In practical terms, a meaningful share of this $3.5 billion is an immigration enforcement package. Handling immigration is the federal government’s job, and there are legitimate ways to fund it. But layering it onto state and local public safety grants pulls local agencies into a federal mission that most officers don’t consider a day-to-day priority and that immigrants—who commit crimes at lower rates than U.S.-born individuals—are not actually driving.

The way federal dollars are allocated shapes what cops on the ground actually spend their time doing. Federal grants don’t just hand out resources—they steer them. And when a sizable share of the pot is allocated for immigration-related work, agencies competing for that money will reorganize their priorities to match (whether or not they say so out loud).

That’s where one must slow down and ask a harder question.
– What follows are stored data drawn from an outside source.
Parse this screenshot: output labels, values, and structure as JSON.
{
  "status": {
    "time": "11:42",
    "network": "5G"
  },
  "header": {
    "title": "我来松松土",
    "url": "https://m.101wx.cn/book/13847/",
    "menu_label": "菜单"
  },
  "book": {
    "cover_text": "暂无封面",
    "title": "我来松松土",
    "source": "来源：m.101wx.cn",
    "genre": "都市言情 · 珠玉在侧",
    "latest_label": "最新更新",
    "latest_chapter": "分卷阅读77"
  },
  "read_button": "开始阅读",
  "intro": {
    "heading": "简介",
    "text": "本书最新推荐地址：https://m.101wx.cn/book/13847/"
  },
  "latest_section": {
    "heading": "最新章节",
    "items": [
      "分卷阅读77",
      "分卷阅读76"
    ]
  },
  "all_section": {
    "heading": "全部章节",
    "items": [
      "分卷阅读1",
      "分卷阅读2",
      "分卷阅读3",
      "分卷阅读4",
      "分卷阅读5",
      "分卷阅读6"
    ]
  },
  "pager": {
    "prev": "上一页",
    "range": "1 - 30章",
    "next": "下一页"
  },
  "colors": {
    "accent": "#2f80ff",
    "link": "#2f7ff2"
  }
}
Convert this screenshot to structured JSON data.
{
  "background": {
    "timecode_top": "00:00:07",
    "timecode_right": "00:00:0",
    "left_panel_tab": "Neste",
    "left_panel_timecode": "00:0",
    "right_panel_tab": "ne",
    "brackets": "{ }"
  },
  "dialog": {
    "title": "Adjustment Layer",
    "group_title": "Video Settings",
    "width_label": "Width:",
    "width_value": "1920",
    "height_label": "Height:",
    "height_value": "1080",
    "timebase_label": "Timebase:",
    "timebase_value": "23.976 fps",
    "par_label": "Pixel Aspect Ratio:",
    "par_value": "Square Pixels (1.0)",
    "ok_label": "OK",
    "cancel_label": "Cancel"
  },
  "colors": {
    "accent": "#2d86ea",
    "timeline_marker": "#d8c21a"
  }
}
While immigration and fraud grab headlines, the quieter crisis in American policing is the declining ability to solve crimes. In 2024, national clearance rates sat at roughly 27 percent for rape and 30 percent for robbery. Even murder—the offense law enforcement works hardest to solve—is at 62 percent nationally. That means close to four in 10 homicides never produce an arrest and that for every two women who find the courage to report a rape, roughly three out of four will never see the person who assaulted them held accountable. That’s not something anyone should be willing to accept.

Clearance rates don’t fall because cops stop trying. They fall because squads are understaffed, crime labs are backed up, digital evidence sits in a queue for months, and the analyst who should be running link charts is covering for two vacant positions. These are the sort of investments federal grants are designed to support; however, they are also the sort of investments that are squeezed when funding priorities narrow.

The same goes for the hardest cases on any department’s caseload: human trafficking, child exploitation, and missing persons. These investigations are complex, multi-jurisdictional, and almost impossible to run well without sustained federal coordination. The task-force model historically supported by the DOJ through initiatives like the Internet Crimes Against Children Task Force Program works because it puts federal resources behind long-haul investigative work that no single agency could sustain alone. The next round of dollars should go toward expanding that—not narrowing it.

Victim services sit right next to all of this. Cases live or die on victim cooperation, which depends on whether survivors feel supported. This includes having a safe place to sleep, having someone to call, and seeing their forensic exam processed within a reasonable timeframe. Federal investment in these services is part of the infrastructure that helps close investigations. This makes it harder to swallow that even as the DOJ rolls out $3.5 billion in new grants, it has already moved $117 million out of programs that serve trafficking victims, combat hate crimes, reduce sexual assault kit backlogs, and support missing and exploited children. Instead, those dollars will go toward immigration enforcement infrastructure—a deliberate reallocation away from the work that closes cases for the system’s most vulnerable victims.

None of this means immigration enforcement or fraud prevention shouldn’t be funded. But the structure of the DOJ’s announcement—especially the portion that flows through state and local partners—means the federal government is choosing how officers and prosecutors in cities across the country spend their next shift. The question is whether that choice reflects what’s actually driving crime and victimization in those communities or advances a federal priority by pushing it onto agencies that have other work to do.

The day-to-day reality for most agencies isn’t a missing enforcement category—it’s volume. It’s a detective unit trying to stay on top of active investigations while new ones land every shift. It’s a sexual assault kit waiting on lab capacity. It’s a missing teenager whose file is one of a dozen competing for the same officer’s time. Aligning federal funding with these realities doesn’t require retreating from immigration or fraud; rather, it requires remembering that public safety is built from a lot of moving parts—and that most of them never make the press release.

The DOJ has put real resources on the table, but how those resources are deployed and what gets defunded to make room for them will determine whether this investment strengthens public safety or redirects it. The next step should be making sure those dollars land where they can do the most to solve crimes, support victims, and hold offenders accountable. That’s what keeps communities safe—not any single initiative, but a system that can deliver across all of them.